La langue et la culture se distinguent par un trait non moins important: l'une (la langue) est une abstraction qui s'inscrit dans le temps, selon des séquences linéaires: les mots viennent les uns après les autres: Piè enmen Mari (Pierre aime Marie) n'est pas Mari enmen Piè (Mari aime Pierre). L'autre (la culture) ignore la linéarité et opère non pas sous forme de séquences mais à partir de schèmes, c'est à dire de «visions du monde» générées par des réalités inscrites dans le temps, dans l'histoire. Il y a donc entre langue et culture un véritable chassé-croisé.

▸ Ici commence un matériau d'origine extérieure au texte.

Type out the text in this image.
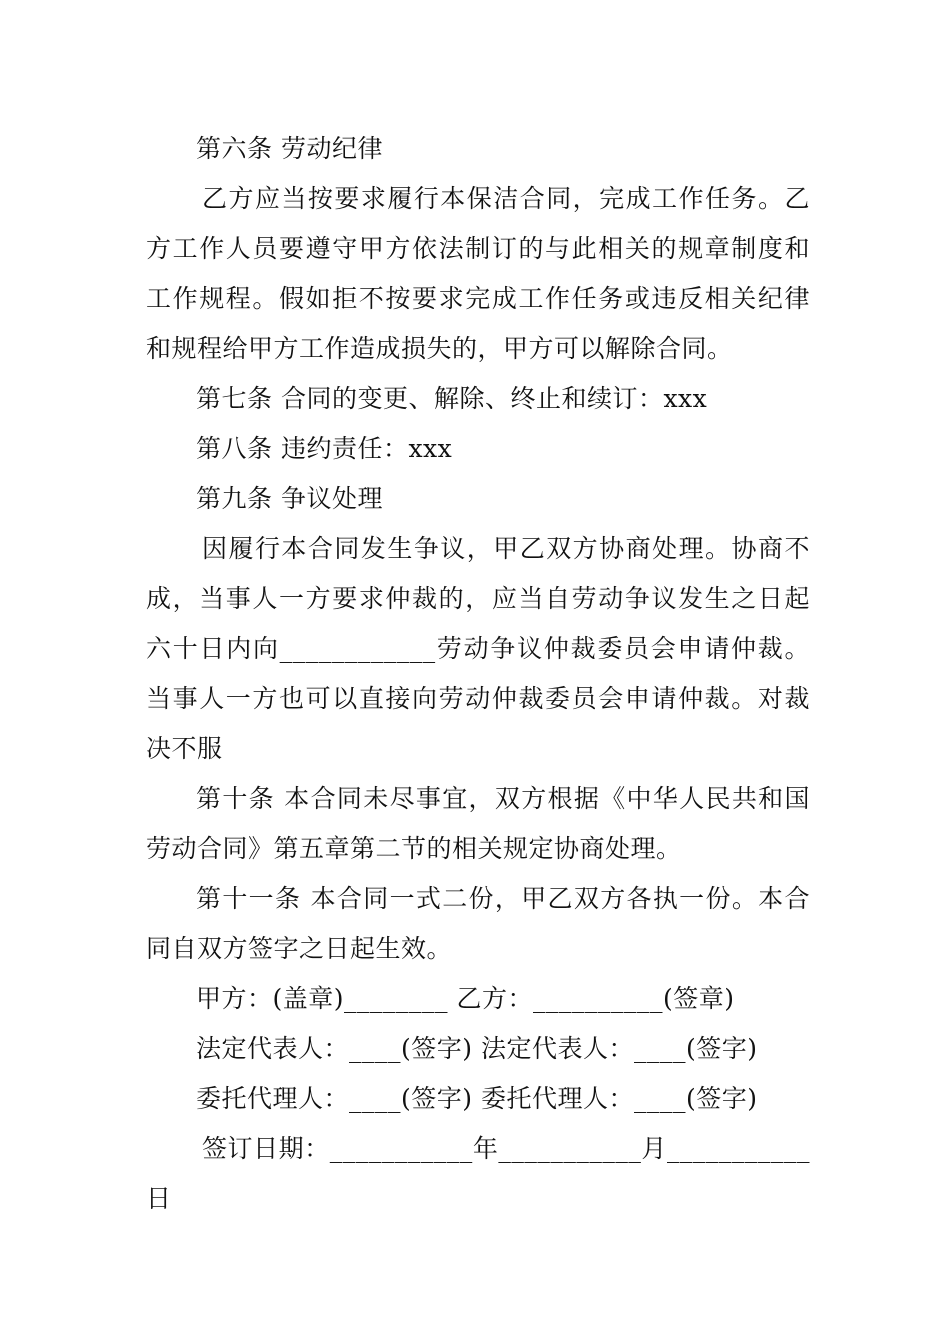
第六条 劳动纪律
乙方应当按要求履行本保洁合同，完成工作任务。乙
方工作人员要遵守甲方依法制订的与此相关的规章制度和
工作规程。假如拒不按要求完成工作任务或违反相关纪律
和规程给甲方工作造成损失的，甲方可以解除合同。
第七条 合同的变更、解除、终止和续订：xxx
第八条 违约责任：xxx
第九条 争议处理
因履行本合同发生争议，甲乙双方协商处理。协商不
成，当事人一方要求仲裁的，应当自劳动争议发生之日起
六十日内向____________劳动争议仲裁委员会申请仲裁。
当事人一方也可以直接向劳动仲裁委员会申请仲裁。对裁
决不服
第十条 本合同未尽事宜，双方根据《中华人民共和国
劳动合同》第五章第二节的相关规定协商处理。
第十一条 本合同一式二份，甲乙双方各执一份。本合
同自双方签字之日起生效。
甲方：(盖章)________ 乙方：__________(签章)
法定代表人：____(签字) 法定代表人：____(签字)
委托代理人：____(签字) 委托代理人：____(签字)
签订日期：___________年___________月___________
日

Conclusion: un même locuteur ne peut pas parler deux langues en même temps. S'il les mélange, il en parle alors une troisième. A l'inverse, un même individu peut, dans une même circonstance, mobiliser deux schèmes culturels différents, voire conflictuels. Là est la grande différence.

Langue et culture sont-elles conjointes et si oui, peuvent-elles être disjointes? En parlant chinois, deviens-je culturellement chinois (conjonction) ou au contraire puis-je rester extérieur à la culture chinoise (disjonction)? Est-il recevable ou non de nommer une culture à partir d'un pays ou d'une langue? Parler de culture créole ou de culture française est-ce ou non un abus de langage, une pure commodité? Comment, enfin, établir chez un individu créolophone et francophone une ligne de partage entre ce qui serait une «culture créole» et ce qui serait une «culture française», tant les traits culturels sont amalgamés?

Dès lors, comment, dans ces conditions, envisager sans parti pris idéologique, de promouvoir les «langues et cultures créoles»? Question vaste et cruciale! Qu'on ne s'attende, toutefois, pas à ce que la réponse, que je fournirai ultérieurement, invalide une pratique vieille de trente ans du GEREC-F, en matière de politique linguistique. Une politique tout à la fois hardie et prudente, fondée autant que possible en raison et non pas sur le seul désir et la fétichisation des langues.